Of course, even with all of the musical glory in Tales of Dagur, there are a couple of issues notably present in its design. Most obvious is the glaring absence of animation throughout much of the game. Aside from very basic scenes during battle and AI movement, there's not much in the way of an active environment.
Traversing through zones can be frustrating at times, too. Since some levels don't enjoy the benefit of distinct borders, it's easy to mistake a dead-end clearing on the side of an area with a door. Moreover, the developers have yet to implement the magic system so combat is restricted to melee, although an update is promised. Lastly, the encounter rate seems a bit too high and could probably use some tweaking.
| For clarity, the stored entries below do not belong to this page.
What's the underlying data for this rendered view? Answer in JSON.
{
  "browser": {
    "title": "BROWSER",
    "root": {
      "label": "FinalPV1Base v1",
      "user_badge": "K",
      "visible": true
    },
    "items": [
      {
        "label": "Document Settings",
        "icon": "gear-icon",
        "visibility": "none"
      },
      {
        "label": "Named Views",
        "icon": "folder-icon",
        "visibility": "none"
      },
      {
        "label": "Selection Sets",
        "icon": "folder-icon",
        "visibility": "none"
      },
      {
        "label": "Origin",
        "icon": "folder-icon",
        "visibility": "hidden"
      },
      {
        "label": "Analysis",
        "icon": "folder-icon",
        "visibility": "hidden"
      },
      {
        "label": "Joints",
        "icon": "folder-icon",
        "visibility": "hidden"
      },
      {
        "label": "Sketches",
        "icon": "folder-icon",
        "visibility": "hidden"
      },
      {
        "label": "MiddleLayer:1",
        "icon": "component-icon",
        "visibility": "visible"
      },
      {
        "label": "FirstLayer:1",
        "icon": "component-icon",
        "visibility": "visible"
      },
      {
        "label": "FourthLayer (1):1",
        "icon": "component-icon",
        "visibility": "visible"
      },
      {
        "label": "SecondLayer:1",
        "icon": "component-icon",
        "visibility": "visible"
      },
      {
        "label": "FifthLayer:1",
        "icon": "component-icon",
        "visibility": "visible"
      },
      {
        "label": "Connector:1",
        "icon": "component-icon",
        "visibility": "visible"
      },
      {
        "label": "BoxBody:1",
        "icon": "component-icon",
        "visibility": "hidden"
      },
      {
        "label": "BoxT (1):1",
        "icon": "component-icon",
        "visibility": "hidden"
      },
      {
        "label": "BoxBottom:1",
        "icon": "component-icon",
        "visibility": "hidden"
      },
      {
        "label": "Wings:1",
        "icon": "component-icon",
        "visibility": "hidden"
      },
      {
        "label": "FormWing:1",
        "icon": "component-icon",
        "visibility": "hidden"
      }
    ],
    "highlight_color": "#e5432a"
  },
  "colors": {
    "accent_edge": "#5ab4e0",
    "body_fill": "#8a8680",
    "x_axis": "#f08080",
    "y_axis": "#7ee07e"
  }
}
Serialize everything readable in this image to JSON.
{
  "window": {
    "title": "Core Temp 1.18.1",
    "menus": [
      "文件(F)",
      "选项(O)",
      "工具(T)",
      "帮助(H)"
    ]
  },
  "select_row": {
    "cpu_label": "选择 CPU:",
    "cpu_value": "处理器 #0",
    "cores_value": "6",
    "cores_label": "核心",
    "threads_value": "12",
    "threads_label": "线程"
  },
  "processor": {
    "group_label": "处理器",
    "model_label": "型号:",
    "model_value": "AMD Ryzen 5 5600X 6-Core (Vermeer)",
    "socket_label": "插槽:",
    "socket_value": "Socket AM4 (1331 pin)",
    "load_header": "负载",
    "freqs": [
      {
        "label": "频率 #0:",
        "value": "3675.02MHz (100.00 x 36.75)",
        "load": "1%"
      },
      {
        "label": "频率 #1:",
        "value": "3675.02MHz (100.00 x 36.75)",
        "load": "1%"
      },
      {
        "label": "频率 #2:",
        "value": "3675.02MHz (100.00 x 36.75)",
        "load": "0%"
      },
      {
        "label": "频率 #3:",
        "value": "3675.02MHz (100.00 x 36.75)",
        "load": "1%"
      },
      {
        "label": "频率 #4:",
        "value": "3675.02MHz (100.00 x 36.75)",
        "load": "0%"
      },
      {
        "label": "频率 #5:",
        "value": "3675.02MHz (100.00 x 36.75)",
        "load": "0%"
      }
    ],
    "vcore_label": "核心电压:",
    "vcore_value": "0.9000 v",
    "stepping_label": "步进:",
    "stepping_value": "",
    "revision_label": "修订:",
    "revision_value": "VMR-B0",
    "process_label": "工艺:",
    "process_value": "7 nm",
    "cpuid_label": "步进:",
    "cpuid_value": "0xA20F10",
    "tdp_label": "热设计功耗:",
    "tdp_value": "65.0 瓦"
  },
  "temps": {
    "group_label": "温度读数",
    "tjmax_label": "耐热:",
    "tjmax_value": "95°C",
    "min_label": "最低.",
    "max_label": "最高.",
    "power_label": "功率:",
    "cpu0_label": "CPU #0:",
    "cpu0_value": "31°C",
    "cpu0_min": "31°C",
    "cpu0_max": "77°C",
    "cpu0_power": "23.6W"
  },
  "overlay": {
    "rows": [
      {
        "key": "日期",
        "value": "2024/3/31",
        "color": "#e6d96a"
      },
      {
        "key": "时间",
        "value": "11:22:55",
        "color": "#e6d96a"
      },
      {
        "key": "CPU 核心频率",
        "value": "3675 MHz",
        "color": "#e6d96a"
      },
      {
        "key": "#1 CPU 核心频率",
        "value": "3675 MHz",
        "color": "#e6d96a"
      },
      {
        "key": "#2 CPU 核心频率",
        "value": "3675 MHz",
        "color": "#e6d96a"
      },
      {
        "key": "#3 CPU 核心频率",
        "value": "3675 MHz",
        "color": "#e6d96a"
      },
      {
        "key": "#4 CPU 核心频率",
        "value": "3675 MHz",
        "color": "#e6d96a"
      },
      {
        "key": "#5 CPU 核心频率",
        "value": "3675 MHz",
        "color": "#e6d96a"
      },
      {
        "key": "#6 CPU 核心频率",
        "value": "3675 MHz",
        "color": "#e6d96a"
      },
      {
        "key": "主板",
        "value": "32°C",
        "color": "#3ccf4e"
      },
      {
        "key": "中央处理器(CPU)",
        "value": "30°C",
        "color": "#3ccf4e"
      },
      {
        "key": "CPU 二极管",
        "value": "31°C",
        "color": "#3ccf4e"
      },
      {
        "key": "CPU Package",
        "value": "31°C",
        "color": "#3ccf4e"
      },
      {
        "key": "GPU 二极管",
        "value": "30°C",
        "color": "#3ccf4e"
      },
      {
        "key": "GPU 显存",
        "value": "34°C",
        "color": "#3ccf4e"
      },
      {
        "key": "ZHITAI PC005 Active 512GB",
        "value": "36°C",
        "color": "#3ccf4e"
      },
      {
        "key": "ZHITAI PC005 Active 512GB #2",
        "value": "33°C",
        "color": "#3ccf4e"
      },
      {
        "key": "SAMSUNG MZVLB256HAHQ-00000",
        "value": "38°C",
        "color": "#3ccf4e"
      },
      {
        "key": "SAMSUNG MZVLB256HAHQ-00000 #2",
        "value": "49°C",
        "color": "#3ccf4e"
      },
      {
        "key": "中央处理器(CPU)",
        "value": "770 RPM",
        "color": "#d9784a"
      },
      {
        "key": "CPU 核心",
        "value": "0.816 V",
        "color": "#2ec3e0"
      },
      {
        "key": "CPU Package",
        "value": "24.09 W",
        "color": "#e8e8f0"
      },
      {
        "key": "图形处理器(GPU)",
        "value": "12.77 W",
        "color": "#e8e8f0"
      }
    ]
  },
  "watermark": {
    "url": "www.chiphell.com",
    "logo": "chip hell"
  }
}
Regardless of my nitpicking, it's important to keep in mind that Dagur is a homebrew project and although the developers would probably love to incorporate some of these features, minimal resources make it difficult to add the degree of polish we expect in commercial games.
If your mindset in approaching the game is to come out with an experience equivalent to a Final Fantasy remake, you'll undoubtedly be disappointed. However, if you appreciate classic RPGs, Tales of Dagur can offer a world that'll bring about those pleasant feelings of nostalgia. Be careful though, it may also make you feel guilty for not dishing out fifteen bucks to play.
To download Tales of Dagur, visit the official website at http://www.talesofdagur.com
One last piece of advice: make sure to get the DLDI patch to enable saves!